RFC 3339 validation includes the exact leap-second rule: seconds == 60 is valid only when the time normalized by its numeric offset equals 23:59:60 UTC, wrapping modulo 24 hours. 00:29:60+00:30 is valid because it normalizes to 23:59:60 UTC on the previous day, while 23:59:60-01:00 is invalid because it normalizes to 00:59:60 UTC.

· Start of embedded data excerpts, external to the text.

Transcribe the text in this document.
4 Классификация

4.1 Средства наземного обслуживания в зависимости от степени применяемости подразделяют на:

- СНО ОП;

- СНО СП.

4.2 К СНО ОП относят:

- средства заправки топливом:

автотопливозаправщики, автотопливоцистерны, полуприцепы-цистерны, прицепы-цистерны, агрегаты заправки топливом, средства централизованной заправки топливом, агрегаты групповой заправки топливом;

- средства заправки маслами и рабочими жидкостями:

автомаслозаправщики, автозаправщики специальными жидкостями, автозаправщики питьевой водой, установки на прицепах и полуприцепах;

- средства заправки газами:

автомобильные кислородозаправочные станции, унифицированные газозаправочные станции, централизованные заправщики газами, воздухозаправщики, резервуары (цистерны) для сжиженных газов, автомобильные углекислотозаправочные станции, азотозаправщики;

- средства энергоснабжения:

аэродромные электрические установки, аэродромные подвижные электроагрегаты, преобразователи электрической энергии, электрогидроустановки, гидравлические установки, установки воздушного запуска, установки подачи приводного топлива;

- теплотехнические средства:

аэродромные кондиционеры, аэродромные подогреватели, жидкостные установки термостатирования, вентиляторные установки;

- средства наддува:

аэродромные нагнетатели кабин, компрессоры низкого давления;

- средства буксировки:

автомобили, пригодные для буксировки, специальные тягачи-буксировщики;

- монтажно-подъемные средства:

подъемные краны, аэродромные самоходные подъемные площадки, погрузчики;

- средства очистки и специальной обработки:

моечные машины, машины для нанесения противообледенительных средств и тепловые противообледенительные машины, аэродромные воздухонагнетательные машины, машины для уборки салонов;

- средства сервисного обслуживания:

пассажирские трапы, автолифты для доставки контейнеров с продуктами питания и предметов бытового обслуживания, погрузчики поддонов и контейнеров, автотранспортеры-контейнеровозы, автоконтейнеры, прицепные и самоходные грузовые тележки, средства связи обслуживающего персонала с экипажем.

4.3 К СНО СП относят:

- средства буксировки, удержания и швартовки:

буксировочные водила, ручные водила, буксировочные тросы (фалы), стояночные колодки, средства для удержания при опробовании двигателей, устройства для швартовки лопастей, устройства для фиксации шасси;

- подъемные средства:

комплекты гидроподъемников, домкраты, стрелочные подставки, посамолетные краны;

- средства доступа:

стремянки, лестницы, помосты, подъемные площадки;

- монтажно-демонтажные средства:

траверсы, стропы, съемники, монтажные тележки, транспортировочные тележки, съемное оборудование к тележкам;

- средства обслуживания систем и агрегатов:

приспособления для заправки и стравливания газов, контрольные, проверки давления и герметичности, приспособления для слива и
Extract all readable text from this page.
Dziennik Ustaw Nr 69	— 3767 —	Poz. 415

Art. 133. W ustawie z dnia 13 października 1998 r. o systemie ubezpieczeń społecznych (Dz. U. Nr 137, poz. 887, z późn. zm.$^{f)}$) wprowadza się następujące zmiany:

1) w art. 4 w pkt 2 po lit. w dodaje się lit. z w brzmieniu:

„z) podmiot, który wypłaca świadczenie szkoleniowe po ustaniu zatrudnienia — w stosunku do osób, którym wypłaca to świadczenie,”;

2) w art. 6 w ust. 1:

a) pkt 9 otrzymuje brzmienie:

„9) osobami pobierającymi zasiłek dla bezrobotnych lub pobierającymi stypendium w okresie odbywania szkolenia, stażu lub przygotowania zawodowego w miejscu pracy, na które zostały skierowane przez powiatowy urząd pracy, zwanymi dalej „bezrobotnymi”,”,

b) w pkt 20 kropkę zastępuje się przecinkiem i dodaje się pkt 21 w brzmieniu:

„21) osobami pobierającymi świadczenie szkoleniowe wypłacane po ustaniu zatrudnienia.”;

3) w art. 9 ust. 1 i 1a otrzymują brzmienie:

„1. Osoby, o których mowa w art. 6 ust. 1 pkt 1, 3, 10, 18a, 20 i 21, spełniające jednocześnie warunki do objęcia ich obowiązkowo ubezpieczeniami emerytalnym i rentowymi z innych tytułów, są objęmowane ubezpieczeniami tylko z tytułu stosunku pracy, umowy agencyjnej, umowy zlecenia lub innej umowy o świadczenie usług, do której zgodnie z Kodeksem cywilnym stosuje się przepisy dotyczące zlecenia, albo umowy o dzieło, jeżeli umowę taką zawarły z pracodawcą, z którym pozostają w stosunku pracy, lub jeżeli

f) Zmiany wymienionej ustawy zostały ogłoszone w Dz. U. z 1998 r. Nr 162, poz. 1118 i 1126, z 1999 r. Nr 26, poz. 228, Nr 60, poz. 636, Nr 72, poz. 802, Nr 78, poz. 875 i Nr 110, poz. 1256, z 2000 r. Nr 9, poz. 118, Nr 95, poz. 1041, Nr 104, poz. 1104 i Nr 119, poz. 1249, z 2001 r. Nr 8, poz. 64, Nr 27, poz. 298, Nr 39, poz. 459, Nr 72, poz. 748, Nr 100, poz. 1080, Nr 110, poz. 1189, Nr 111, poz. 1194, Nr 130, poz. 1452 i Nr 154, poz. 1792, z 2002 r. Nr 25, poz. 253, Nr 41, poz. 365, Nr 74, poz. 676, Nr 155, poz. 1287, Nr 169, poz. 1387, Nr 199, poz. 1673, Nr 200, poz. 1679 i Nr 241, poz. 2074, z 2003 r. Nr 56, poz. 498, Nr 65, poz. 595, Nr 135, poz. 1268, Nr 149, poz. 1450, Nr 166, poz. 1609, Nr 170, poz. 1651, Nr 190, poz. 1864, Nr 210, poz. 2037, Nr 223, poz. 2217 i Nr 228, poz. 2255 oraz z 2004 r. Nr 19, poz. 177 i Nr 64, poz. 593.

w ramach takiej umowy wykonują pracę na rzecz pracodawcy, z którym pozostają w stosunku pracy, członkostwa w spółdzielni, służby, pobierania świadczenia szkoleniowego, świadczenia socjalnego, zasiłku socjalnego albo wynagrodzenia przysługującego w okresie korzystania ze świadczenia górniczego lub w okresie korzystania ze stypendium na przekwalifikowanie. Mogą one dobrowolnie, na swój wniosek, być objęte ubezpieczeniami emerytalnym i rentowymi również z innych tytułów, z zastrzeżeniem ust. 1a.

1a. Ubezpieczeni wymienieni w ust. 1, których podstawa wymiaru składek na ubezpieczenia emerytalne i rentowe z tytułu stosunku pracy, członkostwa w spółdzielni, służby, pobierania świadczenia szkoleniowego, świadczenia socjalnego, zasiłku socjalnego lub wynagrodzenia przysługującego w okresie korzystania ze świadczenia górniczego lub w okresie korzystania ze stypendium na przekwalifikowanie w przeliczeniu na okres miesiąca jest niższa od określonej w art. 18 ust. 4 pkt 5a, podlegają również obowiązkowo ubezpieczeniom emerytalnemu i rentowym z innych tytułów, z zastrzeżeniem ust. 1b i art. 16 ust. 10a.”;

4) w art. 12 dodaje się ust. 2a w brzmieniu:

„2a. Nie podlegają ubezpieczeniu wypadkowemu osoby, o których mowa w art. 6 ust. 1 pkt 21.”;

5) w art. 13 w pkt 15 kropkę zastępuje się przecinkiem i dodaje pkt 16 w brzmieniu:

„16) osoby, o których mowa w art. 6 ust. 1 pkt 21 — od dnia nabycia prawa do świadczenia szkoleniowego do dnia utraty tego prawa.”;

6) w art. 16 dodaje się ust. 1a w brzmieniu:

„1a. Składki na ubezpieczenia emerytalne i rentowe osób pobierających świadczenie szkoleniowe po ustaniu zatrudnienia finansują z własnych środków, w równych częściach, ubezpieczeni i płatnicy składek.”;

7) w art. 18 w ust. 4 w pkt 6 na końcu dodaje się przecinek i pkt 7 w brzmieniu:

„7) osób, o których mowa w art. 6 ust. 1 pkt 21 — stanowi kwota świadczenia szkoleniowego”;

pub fn main(world: World) -> Void raises {    let wrapped: Bool = std.time.isRfc3339Time("00:29:60+00:30")    let not_leap: Bool = std.time.isRfc3339Time("23:59:60-01:00")    let epoch: i64 = std.time.parseRfc3339DateTimeOr("2000-01-01T00:00:00Z", -1)    if wrapped && !not_leap && epoch == 946684800 && std.time.daysInMonth(2024, 2) == 29 {        check world.out.write("rfc3339 ok\n")    }}

Design Notes

Time is an effect when it observes or waits on the outside world.

Pure duration math can stay allocation-free and target-independent. Timer and fake-clock APIs are not exposed in the current public surface.